Common Misconception: "Always use softmax for classification." Only when it's MULTI-CLASS (one label). For multi-label, softmax is wrong because it forces outputs to sum to 1 — detecting one anomaly would lower the probability of detecting others.

Why Deep Networks Are Hard to Train (2024 Q7)

Vanishing Gradient — sigmoid vs ReLU

The Problems:

Vanishing Gradients（梯度消失）: During backpropagation（反向传播）, gradients are multiplied through many layers via the chain rule. With sigmoid activation, the maximum derivative is only 0.25 — so gradients are multiplied by ≤0.25 at each layer. After 6 layers: $0.25^6 ≈ 0.0002$ — the gradient reaching early layers is nearly 0, so they can't learn. ReLU fixes this because its derivative is exactly 1 for positive inputs, preserving gradient magnitude perfectly.
Exploding Gradients（梯度爆炸）: Same multiplication, but with values > 1 → gradient grows exponentially → training becomes unstable.
Overfitting（过拟合）: More parameters = more capacity to memorise training data noise.
Longer training time: More computations per forward/backward pass.

The Solutions (name 2 for the exam):

Solution	How It Helps
Batch normalisation（批归一化）	Keeps activations in healthy range → gradients don't vanish/explode
Skip connections（跳跃连接） (ResNet)	Gradient flows directly through shortcut → bypasses vanishing gradient problem
LSTM/GRU (for sequences)	Gating mechanisms control information flow → mitigate vanishing gradients
Better optimisers (Adam)	Adaptive learning rates per parameter → more stable training
Proper weight initialisation (He, Xavier)	Prevents activations from starting too large or small
Gradient clipping（梯度裁剪）	Caps gradient magnitude → prevents explosion

Weight Initialisation（权重初始化）: Why Zero = Bad (Practice Q3)

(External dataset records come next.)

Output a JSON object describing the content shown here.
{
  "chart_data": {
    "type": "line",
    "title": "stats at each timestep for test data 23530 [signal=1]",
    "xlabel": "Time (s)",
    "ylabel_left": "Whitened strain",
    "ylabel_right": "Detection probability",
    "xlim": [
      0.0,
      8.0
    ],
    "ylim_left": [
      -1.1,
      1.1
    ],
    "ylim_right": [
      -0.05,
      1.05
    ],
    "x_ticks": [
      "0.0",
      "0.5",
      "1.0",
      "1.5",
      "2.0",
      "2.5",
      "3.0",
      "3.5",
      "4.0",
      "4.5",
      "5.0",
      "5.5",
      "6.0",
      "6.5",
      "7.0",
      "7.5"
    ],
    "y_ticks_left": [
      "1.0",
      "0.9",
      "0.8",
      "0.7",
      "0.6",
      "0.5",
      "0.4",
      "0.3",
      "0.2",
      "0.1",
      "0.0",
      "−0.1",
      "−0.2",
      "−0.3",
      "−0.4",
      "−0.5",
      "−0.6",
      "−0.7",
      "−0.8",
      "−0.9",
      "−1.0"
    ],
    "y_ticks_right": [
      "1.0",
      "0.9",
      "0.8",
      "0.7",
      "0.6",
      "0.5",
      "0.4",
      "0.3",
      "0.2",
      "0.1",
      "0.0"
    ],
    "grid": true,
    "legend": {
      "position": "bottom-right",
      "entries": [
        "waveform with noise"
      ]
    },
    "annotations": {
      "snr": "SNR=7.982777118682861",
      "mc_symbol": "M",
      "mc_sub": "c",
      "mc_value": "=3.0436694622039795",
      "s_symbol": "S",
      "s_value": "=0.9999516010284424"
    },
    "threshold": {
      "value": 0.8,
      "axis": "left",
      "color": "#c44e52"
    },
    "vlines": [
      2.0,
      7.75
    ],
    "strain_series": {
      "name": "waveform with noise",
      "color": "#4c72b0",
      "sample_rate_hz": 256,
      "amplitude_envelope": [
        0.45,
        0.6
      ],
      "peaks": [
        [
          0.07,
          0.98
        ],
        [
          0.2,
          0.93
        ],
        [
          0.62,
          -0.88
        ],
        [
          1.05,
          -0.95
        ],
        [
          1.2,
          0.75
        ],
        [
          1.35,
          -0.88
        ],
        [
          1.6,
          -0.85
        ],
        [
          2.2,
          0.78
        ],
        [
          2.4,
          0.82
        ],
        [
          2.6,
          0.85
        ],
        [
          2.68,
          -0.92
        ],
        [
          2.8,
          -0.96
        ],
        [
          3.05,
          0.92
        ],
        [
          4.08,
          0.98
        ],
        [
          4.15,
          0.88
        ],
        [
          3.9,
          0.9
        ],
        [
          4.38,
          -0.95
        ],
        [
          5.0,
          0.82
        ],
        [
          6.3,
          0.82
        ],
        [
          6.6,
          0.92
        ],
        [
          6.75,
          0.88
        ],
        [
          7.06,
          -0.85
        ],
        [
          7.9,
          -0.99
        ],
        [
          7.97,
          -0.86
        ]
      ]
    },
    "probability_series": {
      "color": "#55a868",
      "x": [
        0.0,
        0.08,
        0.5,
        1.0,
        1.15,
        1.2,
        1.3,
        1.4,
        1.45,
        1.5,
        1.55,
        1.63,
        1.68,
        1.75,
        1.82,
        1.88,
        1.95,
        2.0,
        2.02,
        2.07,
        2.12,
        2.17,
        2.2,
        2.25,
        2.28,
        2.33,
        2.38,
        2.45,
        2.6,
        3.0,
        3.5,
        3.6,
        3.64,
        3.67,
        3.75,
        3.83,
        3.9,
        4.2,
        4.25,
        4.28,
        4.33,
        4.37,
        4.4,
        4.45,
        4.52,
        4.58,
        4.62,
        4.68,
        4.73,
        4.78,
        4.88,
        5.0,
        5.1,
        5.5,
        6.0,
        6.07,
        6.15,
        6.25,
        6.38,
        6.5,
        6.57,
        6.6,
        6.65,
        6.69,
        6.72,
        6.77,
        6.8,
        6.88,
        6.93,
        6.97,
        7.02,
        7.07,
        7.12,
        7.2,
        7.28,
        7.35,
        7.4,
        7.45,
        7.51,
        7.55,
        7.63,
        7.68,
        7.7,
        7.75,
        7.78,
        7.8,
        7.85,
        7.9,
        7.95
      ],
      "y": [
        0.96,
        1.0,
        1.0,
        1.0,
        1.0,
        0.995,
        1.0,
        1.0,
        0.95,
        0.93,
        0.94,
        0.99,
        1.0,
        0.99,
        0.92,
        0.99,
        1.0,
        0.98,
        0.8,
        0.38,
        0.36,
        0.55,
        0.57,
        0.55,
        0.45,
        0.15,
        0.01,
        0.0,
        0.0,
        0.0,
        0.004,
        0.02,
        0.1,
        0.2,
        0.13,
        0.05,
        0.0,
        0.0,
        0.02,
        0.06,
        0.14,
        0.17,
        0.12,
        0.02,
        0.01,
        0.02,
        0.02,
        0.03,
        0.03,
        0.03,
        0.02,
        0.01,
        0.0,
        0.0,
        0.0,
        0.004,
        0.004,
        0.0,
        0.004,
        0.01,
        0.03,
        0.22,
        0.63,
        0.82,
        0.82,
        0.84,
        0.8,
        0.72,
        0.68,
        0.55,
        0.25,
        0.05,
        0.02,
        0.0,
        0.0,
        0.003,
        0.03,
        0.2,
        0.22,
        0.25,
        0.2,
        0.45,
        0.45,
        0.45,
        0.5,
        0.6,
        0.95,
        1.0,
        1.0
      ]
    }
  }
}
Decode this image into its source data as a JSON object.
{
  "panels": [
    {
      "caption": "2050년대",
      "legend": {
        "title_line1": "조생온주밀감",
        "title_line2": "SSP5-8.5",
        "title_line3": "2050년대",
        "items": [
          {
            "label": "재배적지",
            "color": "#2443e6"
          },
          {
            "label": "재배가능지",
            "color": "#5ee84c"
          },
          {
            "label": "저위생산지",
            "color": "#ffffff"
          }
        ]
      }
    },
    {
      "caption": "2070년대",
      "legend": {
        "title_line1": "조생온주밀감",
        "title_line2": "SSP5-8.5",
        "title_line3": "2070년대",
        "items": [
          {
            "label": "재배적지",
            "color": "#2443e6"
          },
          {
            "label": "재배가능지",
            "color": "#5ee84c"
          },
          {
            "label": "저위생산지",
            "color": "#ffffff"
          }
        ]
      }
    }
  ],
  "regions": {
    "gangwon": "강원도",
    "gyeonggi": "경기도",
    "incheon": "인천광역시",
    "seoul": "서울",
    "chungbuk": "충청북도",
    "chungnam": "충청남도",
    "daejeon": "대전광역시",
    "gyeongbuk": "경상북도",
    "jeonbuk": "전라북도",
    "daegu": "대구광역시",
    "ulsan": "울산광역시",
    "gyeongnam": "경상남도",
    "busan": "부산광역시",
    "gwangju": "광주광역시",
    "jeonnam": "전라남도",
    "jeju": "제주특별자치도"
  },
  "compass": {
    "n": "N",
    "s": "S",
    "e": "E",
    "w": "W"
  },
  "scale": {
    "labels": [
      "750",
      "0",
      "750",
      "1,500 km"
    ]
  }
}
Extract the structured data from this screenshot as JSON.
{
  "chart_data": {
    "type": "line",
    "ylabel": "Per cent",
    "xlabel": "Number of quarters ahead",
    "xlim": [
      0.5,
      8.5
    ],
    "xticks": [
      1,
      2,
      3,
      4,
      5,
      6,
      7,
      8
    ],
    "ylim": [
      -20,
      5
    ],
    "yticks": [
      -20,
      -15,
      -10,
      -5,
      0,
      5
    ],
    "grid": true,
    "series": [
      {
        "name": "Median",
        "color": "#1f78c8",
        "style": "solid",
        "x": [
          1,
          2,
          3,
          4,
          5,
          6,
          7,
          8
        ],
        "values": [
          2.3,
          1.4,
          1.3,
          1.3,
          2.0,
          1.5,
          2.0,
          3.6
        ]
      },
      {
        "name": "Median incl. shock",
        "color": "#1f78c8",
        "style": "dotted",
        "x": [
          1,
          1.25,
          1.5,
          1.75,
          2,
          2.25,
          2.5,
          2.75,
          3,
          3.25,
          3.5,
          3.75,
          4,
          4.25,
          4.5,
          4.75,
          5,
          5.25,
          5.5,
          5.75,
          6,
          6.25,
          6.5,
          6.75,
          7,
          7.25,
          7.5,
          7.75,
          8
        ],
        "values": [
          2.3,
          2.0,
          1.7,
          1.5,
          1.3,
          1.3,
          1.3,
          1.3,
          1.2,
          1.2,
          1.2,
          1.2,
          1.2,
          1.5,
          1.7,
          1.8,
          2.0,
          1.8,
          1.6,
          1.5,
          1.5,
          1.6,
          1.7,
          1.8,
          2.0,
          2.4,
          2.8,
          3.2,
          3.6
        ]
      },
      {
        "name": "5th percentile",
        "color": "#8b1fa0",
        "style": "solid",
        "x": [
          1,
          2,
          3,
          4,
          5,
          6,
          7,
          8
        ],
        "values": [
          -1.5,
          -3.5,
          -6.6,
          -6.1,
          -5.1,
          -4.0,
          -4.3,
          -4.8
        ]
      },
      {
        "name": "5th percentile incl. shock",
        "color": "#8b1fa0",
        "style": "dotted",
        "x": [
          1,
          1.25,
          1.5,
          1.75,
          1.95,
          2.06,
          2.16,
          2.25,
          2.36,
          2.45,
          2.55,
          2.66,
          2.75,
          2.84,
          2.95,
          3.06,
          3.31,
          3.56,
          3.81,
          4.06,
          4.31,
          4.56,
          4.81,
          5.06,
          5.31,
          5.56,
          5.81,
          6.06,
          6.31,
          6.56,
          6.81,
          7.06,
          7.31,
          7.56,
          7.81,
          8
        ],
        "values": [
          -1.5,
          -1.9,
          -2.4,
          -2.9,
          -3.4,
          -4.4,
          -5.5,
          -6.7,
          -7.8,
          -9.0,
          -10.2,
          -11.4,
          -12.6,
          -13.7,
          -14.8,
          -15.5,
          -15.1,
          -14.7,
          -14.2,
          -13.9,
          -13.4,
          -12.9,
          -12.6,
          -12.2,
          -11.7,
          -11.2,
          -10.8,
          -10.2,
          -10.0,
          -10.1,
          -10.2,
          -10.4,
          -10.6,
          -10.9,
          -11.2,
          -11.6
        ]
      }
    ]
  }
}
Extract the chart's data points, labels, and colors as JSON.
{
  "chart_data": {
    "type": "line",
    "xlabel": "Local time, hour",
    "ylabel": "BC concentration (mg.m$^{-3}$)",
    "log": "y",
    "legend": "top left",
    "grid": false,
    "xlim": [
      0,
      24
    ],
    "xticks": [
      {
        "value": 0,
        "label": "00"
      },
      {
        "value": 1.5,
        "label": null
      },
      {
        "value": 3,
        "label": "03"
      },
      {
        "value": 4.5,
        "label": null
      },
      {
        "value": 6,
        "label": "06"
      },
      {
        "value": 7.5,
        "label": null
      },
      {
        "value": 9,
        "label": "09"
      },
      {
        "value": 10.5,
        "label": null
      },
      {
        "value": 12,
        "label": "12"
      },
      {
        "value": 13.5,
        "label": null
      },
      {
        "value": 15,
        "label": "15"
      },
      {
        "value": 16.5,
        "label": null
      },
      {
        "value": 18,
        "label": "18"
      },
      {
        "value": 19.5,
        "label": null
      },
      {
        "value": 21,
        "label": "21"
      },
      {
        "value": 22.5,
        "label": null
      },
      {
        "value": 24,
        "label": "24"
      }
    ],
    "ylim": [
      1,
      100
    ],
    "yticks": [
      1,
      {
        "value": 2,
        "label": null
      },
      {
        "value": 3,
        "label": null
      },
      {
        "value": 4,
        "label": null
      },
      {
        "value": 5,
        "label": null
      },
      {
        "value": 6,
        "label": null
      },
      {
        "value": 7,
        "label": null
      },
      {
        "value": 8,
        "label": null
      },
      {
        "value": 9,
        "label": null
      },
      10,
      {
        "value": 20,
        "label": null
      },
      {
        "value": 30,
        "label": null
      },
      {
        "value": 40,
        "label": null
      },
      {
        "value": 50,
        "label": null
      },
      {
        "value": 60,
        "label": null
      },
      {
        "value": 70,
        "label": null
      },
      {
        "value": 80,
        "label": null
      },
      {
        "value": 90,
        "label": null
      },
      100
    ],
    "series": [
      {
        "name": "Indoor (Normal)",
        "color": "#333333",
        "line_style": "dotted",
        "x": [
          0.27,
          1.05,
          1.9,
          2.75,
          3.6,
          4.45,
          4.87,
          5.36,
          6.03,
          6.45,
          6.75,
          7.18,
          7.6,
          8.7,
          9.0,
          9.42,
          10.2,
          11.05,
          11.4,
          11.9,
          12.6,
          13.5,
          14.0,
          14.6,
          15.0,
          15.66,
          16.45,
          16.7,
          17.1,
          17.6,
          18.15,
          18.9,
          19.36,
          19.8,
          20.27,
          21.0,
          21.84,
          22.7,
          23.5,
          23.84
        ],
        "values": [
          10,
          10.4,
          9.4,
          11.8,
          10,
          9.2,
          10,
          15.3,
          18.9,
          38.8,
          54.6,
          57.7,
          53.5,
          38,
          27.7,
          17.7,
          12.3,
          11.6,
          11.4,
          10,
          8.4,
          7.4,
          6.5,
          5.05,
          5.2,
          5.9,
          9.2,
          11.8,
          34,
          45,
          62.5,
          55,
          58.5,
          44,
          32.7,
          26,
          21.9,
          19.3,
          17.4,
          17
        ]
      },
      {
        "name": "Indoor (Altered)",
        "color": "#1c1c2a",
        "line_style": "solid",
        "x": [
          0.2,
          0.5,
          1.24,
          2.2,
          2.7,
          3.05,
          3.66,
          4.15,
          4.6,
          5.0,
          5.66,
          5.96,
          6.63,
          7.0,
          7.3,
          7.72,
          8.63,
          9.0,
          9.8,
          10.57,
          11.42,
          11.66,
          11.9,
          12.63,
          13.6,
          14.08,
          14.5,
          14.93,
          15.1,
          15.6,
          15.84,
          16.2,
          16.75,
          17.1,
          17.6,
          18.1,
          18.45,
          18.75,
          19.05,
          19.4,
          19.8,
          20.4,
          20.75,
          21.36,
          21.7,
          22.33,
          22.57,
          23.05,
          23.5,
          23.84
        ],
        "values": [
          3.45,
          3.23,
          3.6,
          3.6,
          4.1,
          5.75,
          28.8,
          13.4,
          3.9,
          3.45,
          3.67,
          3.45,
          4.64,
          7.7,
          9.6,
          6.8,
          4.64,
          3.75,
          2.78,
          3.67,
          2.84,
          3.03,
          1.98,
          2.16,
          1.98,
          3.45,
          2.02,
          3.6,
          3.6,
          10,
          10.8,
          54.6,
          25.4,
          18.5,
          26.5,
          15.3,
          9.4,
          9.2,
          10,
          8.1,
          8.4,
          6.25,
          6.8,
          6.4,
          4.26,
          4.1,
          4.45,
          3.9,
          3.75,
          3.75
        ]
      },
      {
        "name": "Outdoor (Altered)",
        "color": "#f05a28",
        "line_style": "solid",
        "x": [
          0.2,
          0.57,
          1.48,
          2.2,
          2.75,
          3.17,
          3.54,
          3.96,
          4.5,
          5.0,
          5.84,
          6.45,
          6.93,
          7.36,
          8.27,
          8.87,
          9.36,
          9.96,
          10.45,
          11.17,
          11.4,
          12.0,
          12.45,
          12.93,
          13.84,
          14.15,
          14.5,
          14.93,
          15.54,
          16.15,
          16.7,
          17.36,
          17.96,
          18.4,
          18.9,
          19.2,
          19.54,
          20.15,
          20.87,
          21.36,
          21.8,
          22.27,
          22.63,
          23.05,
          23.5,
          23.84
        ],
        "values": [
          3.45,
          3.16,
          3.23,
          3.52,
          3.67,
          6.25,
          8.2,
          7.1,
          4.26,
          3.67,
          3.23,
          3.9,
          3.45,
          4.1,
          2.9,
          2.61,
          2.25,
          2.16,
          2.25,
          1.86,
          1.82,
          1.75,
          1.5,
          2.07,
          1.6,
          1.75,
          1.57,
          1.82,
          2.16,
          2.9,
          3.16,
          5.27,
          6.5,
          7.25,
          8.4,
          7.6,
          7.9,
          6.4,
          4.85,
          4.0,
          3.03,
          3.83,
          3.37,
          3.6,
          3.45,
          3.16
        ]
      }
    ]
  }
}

If all weights are 0, then:

All neurons compute the same output (0)
All gradients are the same
All weights update by the same amount
All neurons remain identical forever → symmetry problem（对称性问题）

The network is essentially a single neuron repeated N times. It can't learn different features.

Correct initialisation: Random values, properly scaled:

Xavier/Glorot: For sigmoid/tanh: $\text{Var}(w) = 1/n_{in}$
He: For ReLU: $\text{Var}(w) = 2/n_{in}$

Why two different methods? Each is designed to keep the variance of activations stable across layers for a specific activation function:

Xavier assumes the activation is roughly linear around 0 (true for sigmoid/tanh near their centre). It balances forward and backward signal variance.
He accounts for the fact that ReLU kills half the inputs (outputs 0 for negative), so it doubles the variance to compensate. Using Xavier with ReLU → activations shrink to 0 in deep networks. Using He with sigmoid → activations may saturate.

Rule of thumb: Match initialisation to activation — He for ReLU/LeakyReLU, Xavier for sigmoid/tanh.

Architecture Diagram

MLP Architecture

中文思维 → 英文输出

中文思路	考试英文表达
ReLU的梯度在负数时是0，神经元就死了	"When inputs are consistently negative, ReLU outputs zero with a zero gradient, causing the neuron to stop learning permanently — this is the dying ReLU problem."
LeakyReLU给负数一个小斜率来修复	"LeakyReLU introduces a small positive slope for negative inputs, ensuring the gradient is never zero and allowing dead neurons to recover."
多标签用sigmoid，多分类用softmax	"For multi-label classification, sigmoid is appropriate because each output is independent. Softmax is unsuitable as it forces outputs to sum to 1."
深度网络难训练因为梯度消失	"Deep networks are difficult to train because gradients are multiplied through many layers via the chain rule, causing them to vanish exponentially."
权重全初始化为0有对称性问题	"Zero initialisation creates a symmetry problem — all neurons compute identical outputs and receive identical gradients, making them unable to learn different features."

本章 Chinglish 纠正

Chinglish (避免)	正确表达
"The neuron is dead"	"The neuron has become inactive due to the dying ReLU problem"
"Softmax is for classification"	"Softmax is for multi-class classification; sigmoid is for multi-label"
"Deep network is hard to train"	"Deep networks present training challenges, particularly vanishing gradients"

Whiteboard Self-Test

Can you explain the dying ReLU problem and how LeakyReLU fixes it?
When do you use sigmoid vs softmax for the output layer?
Can you name 2 reasons why deep networks are hard to train?
Can you name 2 solutions that make deep training easier?
Why is initialising weights to 0 a bad idea?